AO LANÇAR BUSTER KEATON, DISTRIBUIDORA REDESCOBRE FATTY AIRBUCKLE.  

Por Celso Sabadin.

Às vezes, grandes tesouros estão onde menos se espera. A caixa de DVDs “Buster Keaton”, lançada pelo selo Obras Primas, por si só já tem um valor inestimável ao colocar no mercado boa parte da obra deste que foi um dos maiores comediantes do cinema, rivalizando até com Chaplin.

Mas há mais: ao garimpar os primeiros curtas de Keaton, a coleção também brinda o público com um raro e delicioso cardápio de filmes estrelados por Roscoe “Fatty” Airbuckle (no Brasil, Chico Bóia), um dos primeiros gênios da comédia muda, cujo trágico final de carreira o levou ao esquecimento precoce.

O disco 1 da caixa “Buster Keaton” traz dez curtas produzidos entre 1917 e 1918 nos quais o então ainda novato Keaton, coadjuvante, faz escada para o já consagrado Fatty.
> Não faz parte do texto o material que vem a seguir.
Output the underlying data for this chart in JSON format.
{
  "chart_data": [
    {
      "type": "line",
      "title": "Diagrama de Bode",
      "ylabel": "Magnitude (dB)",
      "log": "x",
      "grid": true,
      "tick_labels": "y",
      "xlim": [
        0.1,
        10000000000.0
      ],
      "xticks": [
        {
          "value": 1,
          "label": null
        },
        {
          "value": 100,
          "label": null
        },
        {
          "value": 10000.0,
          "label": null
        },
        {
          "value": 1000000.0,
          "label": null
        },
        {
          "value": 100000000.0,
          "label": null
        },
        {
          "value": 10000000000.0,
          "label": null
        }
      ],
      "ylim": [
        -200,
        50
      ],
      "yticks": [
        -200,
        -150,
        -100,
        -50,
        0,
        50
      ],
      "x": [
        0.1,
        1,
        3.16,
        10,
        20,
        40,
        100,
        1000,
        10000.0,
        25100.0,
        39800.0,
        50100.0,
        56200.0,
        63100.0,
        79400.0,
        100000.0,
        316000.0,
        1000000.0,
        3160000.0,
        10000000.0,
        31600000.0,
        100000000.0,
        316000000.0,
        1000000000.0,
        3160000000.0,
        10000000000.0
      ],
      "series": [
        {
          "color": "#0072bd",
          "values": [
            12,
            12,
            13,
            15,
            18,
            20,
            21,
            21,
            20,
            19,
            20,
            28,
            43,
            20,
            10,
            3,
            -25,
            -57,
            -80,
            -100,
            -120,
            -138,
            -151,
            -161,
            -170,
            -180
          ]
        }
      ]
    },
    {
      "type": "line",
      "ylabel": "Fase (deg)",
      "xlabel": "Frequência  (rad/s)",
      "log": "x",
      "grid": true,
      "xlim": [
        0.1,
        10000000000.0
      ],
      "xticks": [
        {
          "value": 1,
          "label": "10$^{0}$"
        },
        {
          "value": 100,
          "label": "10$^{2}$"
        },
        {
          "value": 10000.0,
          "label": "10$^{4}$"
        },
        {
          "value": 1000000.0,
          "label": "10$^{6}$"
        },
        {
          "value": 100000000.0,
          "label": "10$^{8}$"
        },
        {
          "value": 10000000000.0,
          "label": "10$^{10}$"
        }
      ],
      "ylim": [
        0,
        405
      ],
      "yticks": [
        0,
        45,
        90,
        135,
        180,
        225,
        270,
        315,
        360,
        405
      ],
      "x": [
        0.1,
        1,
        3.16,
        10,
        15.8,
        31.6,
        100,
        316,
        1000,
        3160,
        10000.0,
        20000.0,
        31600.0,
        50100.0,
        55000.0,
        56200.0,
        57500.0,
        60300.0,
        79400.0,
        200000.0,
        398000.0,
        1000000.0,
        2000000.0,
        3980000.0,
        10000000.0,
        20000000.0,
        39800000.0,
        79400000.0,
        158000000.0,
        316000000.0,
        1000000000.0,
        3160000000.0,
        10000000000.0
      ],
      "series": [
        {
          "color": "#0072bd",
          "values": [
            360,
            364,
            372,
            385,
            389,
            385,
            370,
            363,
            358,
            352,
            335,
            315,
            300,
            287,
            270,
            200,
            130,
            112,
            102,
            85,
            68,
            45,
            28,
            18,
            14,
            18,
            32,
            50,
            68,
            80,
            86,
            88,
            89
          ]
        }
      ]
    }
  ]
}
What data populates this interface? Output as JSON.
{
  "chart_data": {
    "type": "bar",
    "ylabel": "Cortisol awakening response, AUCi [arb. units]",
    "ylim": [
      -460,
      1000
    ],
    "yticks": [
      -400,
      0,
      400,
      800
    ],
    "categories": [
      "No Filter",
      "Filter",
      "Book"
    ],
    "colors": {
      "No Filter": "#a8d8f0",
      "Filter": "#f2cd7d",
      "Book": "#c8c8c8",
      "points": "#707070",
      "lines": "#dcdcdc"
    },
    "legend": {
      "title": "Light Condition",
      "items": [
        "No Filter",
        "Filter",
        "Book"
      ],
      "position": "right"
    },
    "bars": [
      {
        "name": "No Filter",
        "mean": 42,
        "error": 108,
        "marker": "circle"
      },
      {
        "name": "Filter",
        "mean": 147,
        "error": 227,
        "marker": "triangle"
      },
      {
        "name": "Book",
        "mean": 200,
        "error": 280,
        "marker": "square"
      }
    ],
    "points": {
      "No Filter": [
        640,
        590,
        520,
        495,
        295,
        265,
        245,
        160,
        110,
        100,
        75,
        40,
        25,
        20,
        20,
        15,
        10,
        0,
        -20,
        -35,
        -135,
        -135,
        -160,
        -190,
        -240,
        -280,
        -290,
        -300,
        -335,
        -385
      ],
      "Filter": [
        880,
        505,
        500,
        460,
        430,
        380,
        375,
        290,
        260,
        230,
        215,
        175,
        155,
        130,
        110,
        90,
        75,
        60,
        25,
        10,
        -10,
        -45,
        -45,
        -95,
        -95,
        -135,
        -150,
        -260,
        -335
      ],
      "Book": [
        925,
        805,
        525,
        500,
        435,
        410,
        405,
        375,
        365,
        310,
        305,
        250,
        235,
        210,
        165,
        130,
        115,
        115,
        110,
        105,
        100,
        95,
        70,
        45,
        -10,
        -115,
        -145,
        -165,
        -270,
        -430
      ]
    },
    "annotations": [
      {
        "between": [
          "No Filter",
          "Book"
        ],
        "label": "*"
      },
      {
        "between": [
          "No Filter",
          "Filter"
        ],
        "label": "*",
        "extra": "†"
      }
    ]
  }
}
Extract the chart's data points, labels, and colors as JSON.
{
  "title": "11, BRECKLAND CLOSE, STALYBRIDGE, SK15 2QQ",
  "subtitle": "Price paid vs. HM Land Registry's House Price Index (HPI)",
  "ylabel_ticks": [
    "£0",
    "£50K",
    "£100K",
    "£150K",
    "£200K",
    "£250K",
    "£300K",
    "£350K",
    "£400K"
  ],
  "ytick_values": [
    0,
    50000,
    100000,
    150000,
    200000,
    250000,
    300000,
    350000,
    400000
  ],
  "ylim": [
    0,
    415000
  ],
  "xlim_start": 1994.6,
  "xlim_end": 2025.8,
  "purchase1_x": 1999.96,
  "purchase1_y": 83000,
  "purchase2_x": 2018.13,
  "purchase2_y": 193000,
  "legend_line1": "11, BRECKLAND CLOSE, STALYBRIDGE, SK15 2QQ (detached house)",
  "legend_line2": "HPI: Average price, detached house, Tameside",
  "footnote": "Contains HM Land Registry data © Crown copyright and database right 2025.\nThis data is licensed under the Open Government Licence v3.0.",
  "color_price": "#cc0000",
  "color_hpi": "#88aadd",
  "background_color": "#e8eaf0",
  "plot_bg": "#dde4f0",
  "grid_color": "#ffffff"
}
Nascido em Kansas, em 1887, Roscoe Airbuckle iniciou sua carreira ainda criança como acrobata, palhaço e cantor em companhias de teatro de variedades. Chegou a se apresentar em palcos chineses e japoneses até se estabelecer em Hollywood, onde trabalhou na empresa de Mack Sennett, o mesmo que mais tarde descobriria Chaplin. A partir de 1909, atuou em dezenas de comédias curtas, muitas delas como extra, figurante, ou um dos Keystone Cops, o famoso grupo de policiais aloprados dos filmes de Sennett. Começa a dirigir seus próprios filmes em 1914, e a partir de 1917 junta-se ao produtor Joseph M. Schenck na empresa Comique, que distribui suas comédias pela Paramount. Associado a Schenck, Fatty monta sua trupe com os ex-Keystone Cops Harry McCoy e Al St. John, a novata Molly Malone, e um jovem estreante de 22 anos chamado Joseph Frank Keaton, apelidado “Buster”. A direção é do próprio Fatty.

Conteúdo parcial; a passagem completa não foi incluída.